It appears that having the disk been removed from the RAID set by the update to generates an ASR message. At least it did at our site, despite this being an undocumented bug (7161023,’ASR generating false errors in relation to disks’) which is marked resolved in (?). Most sites I encounter have ASR setup, but not having all messages send additionally to local, onsite monitoring. I want to stress it’s very important to have the ASR messages sent to your own monitoring too!

Oracle Support does not list all the specifications from an ASR message it has gotten. Instead, a Service Request is made with enough information for Oracle itself (!!). In our case, the exact error message was NOT specified, only ‘compute server hard disk predictive failure’ and the node name.

Where do you look on an Exadata for that information? The first logical point is the ASR daemon. I didn’t spend too much time on it, but it seems that it’s more a proxy for messages than a database. I wasn’t able to find useful information about the systems which where using this daemon.

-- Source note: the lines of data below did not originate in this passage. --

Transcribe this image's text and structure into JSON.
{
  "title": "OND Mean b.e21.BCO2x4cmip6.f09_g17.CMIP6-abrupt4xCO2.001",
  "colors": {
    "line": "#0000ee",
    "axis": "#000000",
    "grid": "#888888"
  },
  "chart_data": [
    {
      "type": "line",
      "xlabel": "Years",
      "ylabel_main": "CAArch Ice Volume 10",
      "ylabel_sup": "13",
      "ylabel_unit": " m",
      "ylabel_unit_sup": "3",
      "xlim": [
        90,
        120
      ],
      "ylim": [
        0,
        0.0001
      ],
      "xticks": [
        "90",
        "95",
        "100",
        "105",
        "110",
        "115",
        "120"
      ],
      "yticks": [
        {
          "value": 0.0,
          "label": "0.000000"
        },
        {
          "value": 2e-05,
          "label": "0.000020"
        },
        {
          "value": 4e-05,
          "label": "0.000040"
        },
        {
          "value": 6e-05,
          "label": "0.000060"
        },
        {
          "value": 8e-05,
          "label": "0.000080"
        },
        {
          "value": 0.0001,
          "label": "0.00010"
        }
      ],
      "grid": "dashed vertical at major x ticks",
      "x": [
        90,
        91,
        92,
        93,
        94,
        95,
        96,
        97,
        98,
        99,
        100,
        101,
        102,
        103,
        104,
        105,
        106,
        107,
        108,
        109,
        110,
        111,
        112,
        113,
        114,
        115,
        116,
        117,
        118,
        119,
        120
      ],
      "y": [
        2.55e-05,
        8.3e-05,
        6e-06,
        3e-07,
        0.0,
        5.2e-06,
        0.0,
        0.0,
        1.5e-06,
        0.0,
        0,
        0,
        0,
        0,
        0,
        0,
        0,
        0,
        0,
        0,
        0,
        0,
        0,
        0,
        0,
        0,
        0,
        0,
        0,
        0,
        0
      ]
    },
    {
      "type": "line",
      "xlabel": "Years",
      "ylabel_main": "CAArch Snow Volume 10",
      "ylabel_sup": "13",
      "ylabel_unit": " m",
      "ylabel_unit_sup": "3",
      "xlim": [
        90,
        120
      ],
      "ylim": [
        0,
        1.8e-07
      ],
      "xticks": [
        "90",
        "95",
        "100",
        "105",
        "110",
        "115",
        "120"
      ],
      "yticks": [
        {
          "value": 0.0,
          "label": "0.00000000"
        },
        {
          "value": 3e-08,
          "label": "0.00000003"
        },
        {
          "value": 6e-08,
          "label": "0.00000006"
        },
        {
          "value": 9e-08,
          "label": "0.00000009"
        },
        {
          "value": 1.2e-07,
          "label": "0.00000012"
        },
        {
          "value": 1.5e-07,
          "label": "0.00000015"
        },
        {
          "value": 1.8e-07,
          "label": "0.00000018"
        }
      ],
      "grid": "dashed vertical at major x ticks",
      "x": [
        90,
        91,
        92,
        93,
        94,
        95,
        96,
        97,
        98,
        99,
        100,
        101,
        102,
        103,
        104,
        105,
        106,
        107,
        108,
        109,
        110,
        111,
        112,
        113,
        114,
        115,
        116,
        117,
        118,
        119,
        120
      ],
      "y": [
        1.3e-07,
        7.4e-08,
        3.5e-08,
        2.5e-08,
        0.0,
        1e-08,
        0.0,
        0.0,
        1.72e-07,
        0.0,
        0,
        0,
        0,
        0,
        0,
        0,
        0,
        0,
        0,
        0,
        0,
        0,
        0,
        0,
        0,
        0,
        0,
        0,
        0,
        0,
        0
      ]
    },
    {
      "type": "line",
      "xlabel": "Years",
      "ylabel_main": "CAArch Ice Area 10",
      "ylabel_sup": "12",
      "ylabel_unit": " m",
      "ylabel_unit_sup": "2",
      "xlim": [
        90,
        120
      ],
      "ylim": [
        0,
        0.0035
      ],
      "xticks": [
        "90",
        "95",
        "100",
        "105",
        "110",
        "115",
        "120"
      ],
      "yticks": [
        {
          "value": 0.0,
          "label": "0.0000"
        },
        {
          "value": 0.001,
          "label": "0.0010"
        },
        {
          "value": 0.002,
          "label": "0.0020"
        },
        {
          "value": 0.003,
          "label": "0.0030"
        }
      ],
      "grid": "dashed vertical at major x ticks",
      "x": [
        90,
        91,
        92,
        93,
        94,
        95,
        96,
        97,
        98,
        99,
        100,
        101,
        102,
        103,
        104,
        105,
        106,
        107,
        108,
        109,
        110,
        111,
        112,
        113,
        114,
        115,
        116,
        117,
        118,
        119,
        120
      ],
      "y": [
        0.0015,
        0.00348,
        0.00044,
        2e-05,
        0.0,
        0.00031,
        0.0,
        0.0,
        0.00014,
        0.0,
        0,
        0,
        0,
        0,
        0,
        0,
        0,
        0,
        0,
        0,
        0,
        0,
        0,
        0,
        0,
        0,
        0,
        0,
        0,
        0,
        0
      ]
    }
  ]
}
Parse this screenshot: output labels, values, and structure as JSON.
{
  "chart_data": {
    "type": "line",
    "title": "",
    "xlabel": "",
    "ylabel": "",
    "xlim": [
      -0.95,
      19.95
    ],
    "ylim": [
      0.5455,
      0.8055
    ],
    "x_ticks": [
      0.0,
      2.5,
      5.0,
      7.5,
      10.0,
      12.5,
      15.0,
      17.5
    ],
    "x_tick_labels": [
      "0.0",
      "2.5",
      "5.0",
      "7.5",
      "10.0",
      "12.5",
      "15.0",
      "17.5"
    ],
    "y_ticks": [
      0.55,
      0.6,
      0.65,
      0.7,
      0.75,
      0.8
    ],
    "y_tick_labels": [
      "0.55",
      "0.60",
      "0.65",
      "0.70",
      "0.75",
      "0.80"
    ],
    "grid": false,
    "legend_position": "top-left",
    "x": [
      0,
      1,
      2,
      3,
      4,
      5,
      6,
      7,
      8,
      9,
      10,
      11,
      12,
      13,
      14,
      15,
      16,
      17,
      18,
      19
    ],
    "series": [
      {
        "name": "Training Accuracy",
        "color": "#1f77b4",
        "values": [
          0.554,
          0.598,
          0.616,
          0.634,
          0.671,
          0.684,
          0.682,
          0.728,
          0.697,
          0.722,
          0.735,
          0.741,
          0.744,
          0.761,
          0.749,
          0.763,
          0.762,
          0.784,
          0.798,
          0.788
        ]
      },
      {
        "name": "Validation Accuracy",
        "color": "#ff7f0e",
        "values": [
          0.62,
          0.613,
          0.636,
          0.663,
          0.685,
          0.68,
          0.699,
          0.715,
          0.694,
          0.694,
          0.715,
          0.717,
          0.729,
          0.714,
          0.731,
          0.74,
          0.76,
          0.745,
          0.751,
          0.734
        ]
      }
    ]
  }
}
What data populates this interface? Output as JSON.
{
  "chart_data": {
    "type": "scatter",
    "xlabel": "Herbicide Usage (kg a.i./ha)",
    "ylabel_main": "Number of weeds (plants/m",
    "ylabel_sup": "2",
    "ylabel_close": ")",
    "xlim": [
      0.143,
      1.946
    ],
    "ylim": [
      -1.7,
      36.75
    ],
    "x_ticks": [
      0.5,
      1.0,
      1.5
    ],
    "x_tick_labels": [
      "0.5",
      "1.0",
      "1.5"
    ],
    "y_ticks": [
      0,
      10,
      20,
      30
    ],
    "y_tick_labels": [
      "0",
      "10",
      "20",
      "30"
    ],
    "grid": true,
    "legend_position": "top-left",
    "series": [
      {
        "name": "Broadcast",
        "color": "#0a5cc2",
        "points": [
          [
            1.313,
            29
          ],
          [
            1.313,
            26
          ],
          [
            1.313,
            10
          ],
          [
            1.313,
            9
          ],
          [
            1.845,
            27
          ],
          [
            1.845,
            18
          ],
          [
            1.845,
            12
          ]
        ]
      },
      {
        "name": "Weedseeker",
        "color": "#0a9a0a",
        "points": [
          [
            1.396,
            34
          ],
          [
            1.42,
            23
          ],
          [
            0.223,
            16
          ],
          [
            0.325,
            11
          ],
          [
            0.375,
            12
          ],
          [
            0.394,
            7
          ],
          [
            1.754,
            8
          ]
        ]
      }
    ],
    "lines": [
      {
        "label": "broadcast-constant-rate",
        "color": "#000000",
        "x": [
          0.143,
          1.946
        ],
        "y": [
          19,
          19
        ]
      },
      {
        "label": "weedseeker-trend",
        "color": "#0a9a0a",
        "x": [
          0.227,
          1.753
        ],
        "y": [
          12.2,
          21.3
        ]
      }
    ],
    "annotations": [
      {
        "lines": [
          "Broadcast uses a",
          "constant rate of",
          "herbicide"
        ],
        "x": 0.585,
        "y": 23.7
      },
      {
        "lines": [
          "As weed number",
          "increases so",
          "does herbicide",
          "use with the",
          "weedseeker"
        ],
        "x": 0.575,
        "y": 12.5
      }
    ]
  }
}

What are the sources for ASR with an Exadata? These are:

Computing node:
- “compmon daemon” / Linux level monitoring
Storage node:
- “cell daemon” / Linux level monitoring

For the computing node, it’s quite easy to see if there are any detected failed devices from the viewpoint of the ILOM:
(please mind ipmitool -I open only works on the local system)
# ipmitool -I open sunoem cli "show /SP/logs/event/list Severity==(Major,Critical,Down)"
Connected. Use ^D to exit.
-> show /SP/logs/event/list Severity==(Major,Critical,Down)

ID Date/Time Class Type Severity
----- ------------------------ -------- -------- --------

-> Session closed

This shows no messages with the severity Major, Critical or Down are in the eventlog in the ILOM. Please mind that the logons to the ILOM have severity “Minor”. These are in most system the vast majority of the messages, which are not of interest for this investigation. If you want to know if something has failed, there even a simpler command:
# ipmitool -I open sunoem cli "show faulty"

For the “compmon daemon”, grep the processlist for “compmon”:
# ps -ef | grep compmon
root 12812 1 0 Oct22 ? 00:00:11 /usr/bin/perl -w /opt/oracle.cellos/compmon/ -server

The most important part here is the directory: /opt/oracle/cellos/compmon
If you navigate to that directory, you will see a number of “state files”: asrs.state, traps.state and disks.state.
The disks.state lists the disk status as listed with a) with the firmware state.
The most important file for the ASR message investigation is the traps.state file. This file lists traps it has sent to ASR. In our case:
1 ; Mon Oct 22 14:39:10 2012 ; 86425886-b359-4587-8d46-f31ff2ecb135 ; Physicaldisk : Make Model: is at status predictive failure. Raised fault id: HALRT-02008 ; Physical disk should be replaced. Exadata Compute Server: Disk Serial Number:
Yes, this is pasted correctly, it misses Physicaldisk, Make Model and Disk Serial Number information. This has not been omitted for safety, it just is not listed.
So, the failure which was sent was HALRT-02008 in our case.

For completeness, the ILOM layer can be investigated identically to the description of the ILOM handling on the computing layer. The Linux layer messages can be investigated with: # cellcli -e list alerthistory
32 2012-10-17T02:00:27+02:00 info "HDD disk controller battery on disk contoller at adapter 0 is going into a learn cycle. This is a normal maintenance activity that occurs quarterly and runs for approximately 1 to 12 hours. The disk controller cache might go into WriteThrough caching mode during the learn cycle. Disk write throughput might be temporarily lower during this time. The message is informational only, no action is required."
33 2012-10-22T11:43:21+02:00 info "Factory defaults restored for Adapter 0"
34 2012-10-22T11:43:23+02:00 info "Factory defaults restored for Adapter 0"